Life at № 42 by E.M. Coutinho
“… It was shameless, a degradation of our public life. But sealed in the bubble of her ideology, protected by a right-wing press locked in the same bubble, she was able to get away relatively unscathed… She may have overtly lied: but the greater integrity, she will have told herself, was to be truthful to her beliefs.
The same shamelessness abounds across the Eurosceptic right. Dominic Cummings, former director of Vote Leave, has refused to give evidence to the House of Commons media select committee over alleged illegal conduct during the Leave campaign. Why should he appear before a committee interested only in “grandstanding”, cocking a snook at parliament? The only legitimate reality is his reality: to be asked questions that might expose it to be a lie, even by elected parliamentarians, is inadmissible. Like McVey, his integrity lies in being loyal to the presumptions of his belief system.
In this universe there can be no shame. To feel shame, as the great philosopher of ethics, Bernard Williams argued, you have to feel that you exercised your will to choose a course of action in a way that transgressed shared moral norms. McVey and Cummings cannot feel shame because they worship a different God and moral code. They felt compelled to do what they did: to impose universal credit or leave the EU are higher callings, whatever the results.
Nor is this deformation the preserve of the right. Jack Straw has remained silent over Britain’s involvement in rendition and torture. The greater god was obeisance to US foreign policy and the “war” against jihadist terrorism. There was no choice. Hence no shame.”
This is what happens when religious thinking seeps into the political arena. The same flawed thinking models and methods are adopted and suddenly we have policies that are completely divorced from reality.
The article puts blame on the right-wing media, but let’s not kid ourselves, the other side needs to take responsibility as well. In the lead up to the referendum the press in its entirety allowed the debate to be framed in terms of Brexiters vs. Project Fear. This essentially equated plausible risks proposed by experts with promises that were knowingly false.

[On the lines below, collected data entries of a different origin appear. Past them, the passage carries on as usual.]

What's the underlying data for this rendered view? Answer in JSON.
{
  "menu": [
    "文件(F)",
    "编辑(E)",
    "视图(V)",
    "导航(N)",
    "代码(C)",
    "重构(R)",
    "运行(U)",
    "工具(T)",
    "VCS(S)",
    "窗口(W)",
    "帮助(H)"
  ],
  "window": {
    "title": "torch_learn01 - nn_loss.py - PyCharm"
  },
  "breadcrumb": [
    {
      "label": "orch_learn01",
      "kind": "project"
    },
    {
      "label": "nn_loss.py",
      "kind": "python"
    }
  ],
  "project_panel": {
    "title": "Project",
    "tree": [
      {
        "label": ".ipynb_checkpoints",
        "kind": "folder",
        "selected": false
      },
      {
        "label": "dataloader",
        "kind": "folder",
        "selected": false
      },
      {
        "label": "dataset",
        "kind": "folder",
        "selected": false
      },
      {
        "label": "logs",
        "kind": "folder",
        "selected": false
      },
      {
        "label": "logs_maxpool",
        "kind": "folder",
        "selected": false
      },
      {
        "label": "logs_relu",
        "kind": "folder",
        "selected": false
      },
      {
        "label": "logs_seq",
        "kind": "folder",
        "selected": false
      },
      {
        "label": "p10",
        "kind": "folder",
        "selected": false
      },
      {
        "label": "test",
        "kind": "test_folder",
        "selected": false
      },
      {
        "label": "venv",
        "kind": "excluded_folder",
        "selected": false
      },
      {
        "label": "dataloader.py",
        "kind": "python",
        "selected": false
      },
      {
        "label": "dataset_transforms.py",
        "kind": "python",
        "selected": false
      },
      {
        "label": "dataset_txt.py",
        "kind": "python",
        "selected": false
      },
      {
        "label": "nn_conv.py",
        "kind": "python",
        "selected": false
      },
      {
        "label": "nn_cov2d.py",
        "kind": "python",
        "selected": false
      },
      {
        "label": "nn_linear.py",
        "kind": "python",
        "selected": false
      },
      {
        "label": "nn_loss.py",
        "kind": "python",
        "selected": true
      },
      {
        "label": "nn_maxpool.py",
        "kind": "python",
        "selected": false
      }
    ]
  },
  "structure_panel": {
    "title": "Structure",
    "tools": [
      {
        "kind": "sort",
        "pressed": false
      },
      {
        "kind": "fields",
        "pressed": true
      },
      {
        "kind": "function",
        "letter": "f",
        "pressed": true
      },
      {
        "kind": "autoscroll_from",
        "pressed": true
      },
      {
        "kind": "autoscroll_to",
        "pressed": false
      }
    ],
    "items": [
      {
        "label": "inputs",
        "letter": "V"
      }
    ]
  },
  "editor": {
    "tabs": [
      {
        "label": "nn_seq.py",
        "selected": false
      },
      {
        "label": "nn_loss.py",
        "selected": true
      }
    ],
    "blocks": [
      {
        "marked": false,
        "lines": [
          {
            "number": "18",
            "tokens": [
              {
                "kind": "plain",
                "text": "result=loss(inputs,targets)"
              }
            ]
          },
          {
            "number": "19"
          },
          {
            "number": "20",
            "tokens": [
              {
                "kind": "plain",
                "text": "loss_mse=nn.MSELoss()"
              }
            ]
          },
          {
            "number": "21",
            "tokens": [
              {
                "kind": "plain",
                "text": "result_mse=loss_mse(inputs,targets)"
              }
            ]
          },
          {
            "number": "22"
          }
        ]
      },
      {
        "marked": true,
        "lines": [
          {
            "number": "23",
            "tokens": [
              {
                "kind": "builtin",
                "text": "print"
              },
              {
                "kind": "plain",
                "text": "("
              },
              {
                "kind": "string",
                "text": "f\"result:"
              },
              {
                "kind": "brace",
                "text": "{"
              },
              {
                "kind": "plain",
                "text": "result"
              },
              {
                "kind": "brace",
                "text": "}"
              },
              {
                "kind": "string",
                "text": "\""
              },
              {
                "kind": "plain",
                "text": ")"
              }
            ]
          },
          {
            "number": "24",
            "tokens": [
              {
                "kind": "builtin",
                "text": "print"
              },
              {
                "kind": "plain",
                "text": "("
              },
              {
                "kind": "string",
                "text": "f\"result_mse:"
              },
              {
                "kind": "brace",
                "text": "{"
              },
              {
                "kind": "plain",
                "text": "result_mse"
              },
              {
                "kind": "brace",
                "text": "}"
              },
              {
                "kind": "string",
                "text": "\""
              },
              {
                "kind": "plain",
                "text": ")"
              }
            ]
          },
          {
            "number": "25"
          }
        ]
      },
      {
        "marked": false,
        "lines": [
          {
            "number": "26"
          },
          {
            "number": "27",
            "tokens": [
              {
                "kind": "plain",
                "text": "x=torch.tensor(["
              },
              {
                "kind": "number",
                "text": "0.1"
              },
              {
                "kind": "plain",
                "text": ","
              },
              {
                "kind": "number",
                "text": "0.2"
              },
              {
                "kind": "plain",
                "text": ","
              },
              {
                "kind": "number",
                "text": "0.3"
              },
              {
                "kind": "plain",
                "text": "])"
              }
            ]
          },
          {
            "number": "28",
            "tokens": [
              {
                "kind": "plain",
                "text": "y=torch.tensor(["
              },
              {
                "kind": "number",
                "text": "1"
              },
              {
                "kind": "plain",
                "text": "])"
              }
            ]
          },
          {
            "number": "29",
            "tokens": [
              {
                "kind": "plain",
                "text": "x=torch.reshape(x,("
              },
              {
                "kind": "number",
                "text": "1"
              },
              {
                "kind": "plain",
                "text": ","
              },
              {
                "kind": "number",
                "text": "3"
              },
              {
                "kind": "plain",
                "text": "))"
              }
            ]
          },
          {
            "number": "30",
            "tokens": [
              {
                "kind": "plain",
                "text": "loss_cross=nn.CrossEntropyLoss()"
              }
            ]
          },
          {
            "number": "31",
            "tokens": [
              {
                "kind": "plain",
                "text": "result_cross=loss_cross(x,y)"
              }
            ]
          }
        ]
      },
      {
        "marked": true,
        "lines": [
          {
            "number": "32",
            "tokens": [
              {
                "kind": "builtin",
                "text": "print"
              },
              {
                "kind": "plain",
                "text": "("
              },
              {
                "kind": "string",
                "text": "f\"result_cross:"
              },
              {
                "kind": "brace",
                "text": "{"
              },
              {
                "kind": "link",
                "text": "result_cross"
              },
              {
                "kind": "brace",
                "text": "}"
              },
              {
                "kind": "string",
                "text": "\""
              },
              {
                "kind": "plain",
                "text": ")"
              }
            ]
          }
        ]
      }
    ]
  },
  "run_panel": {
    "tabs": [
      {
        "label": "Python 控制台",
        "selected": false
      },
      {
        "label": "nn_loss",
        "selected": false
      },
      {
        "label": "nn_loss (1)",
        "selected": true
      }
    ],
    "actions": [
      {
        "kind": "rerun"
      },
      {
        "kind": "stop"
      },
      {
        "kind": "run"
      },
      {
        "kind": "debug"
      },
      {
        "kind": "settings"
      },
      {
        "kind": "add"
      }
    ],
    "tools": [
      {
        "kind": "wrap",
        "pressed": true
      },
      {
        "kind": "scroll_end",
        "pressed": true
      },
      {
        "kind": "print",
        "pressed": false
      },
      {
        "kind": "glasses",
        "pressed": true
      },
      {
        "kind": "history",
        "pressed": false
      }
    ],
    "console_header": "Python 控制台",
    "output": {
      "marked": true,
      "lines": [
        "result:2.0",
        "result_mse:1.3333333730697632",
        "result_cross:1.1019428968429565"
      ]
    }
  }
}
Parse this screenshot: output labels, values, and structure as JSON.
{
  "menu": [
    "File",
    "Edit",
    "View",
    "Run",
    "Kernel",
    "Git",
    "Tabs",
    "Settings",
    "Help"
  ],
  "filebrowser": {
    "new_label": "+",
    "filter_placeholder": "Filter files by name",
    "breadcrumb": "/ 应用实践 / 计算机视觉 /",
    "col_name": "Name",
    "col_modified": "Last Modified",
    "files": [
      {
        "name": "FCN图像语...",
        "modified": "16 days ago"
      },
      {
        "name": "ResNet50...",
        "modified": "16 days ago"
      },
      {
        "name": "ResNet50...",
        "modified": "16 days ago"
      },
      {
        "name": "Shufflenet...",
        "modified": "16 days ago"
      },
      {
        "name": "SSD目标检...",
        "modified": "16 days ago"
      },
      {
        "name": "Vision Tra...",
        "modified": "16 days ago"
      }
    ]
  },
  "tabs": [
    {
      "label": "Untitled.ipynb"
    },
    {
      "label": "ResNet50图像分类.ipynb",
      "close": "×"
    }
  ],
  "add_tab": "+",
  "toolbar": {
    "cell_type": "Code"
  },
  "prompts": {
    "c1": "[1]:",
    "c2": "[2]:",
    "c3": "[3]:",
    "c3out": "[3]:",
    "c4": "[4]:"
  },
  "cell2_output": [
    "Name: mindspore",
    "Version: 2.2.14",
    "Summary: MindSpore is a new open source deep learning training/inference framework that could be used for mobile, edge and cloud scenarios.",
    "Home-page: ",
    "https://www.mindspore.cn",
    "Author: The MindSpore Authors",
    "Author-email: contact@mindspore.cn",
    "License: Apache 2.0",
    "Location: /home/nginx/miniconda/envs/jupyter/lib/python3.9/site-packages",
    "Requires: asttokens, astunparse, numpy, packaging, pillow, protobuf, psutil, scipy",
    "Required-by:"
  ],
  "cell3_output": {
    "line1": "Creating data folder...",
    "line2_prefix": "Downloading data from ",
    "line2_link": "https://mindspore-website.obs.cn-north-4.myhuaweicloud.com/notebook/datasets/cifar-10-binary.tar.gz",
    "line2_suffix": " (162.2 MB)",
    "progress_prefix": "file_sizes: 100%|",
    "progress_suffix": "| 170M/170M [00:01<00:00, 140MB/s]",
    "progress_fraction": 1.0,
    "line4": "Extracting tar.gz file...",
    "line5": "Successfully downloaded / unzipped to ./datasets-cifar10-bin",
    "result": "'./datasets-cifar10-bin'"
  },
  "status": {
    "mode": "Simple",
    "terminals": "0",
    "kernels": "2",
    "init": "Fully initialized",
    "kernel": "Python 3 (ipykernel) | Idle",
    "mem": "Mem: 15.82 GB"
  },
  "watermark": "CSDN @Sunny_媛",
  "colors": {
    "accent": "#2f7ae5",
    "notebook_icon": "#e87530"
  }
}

Nothing promised by the Brexit brigade was ever remotely viable. There was never the possibility of a trade deal that would compensate leaving what is the world’s largest free trade zone already. And not just the world’s largest free trade zone but one that has trade deals on excellent terms with much of the world (50 countries including the new EU/Japan deal) – because the EU is a wealthy market of 500 million consumers. It’s hardly likely the UK alone with its population of 65 million could negotiate anything better anywhere without that meaning a race to the bottom on health, safety and environmental standards.